病院での診察時や検査時にも、意外な情報漏洩リスクが潜んでいます。例えば:

・公共Wi-Fiを使った医療アプリへのアクセス
・病院内での機密性の高い会話
・検査結果の電子メール送信

特に公共Wi-Fiでの医療情報アクセスは危険です。過去の調査では、病院の無料Wi-Fiから患者の診療情報が盗み見られた事例も確認しています。このような場面ではVPN 0の利用が効果的です。通信を暗号化することで、第三者による盗聴を防げます。

家族の医療情報を守るために

高齢の家族がいる場合、特に注意が必要です。オレオレ詐欺の手口が巧妙化し、「病院から電話があった」として医療情報を聞き出そうとするケースが増えています。
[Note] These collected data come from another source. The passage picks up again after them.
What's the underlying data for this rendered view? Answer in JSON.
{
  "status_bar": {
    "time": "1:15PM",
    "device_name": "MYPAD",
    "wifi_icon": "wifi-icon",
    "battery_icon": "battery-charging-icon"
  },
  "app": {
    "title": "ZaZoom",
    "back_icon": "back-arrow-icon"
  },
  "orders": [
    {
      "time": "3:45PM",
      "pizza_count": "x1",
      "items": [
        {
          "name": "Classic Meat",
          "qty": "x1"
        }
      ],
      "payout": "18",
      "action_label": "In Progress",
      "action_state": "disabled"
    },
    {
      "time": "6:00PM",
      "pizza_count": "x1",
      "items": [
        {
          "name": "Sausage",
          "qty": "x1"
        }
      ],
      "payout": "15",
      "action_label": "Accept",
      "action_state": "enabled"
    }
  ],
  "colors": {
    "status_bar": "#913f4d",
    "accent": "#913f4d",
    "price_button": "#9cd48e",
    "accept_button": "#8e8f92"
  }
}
実際に対応した事例では、「お母様が入院されているようですが、保険の確認のため生年月日と既往歴を教えてください」という電話で個人情報を騙し取られたケースがありました。このような詐欺から身を守るためにも、日頃からの情報セキュリティ意識が重要です。

今後の医療とサイバーセキュリティ

今回のSynnovis事件を受けて、世界各国の医療機関はサイバーセキュリティ対策の見直しを進めています。しかし、完璧なセキュリティシステムは存在しません。

私たちにできることは、自分自身の情報を可能な限り保護し、医療サービスを安全に利用することです。特に:

・信頼できる医療機関を選ぶ
・個人の端末でのセキュリティ対策を徹底する
・怪しい連絡や要求には応じない

これらの基本的な対策が、結果的に医療全体のセキュリティ向上にもつながります。

まとめ:命を守るサイバーセキュリティ

サイバー攻撃が人命に直接関わる時代となった今、セキュリティ対策はもはや「あったほうがいい」ものではなく、「なければ危険」なものになりました。

医療機関のシステムダウンで治療が受けられない、検査結果が遅れる、こうした事態が現実のものとなっています。私たち一人ひとりができる対策から始めて、より安全な医療環境の実現に貢献していきましょう。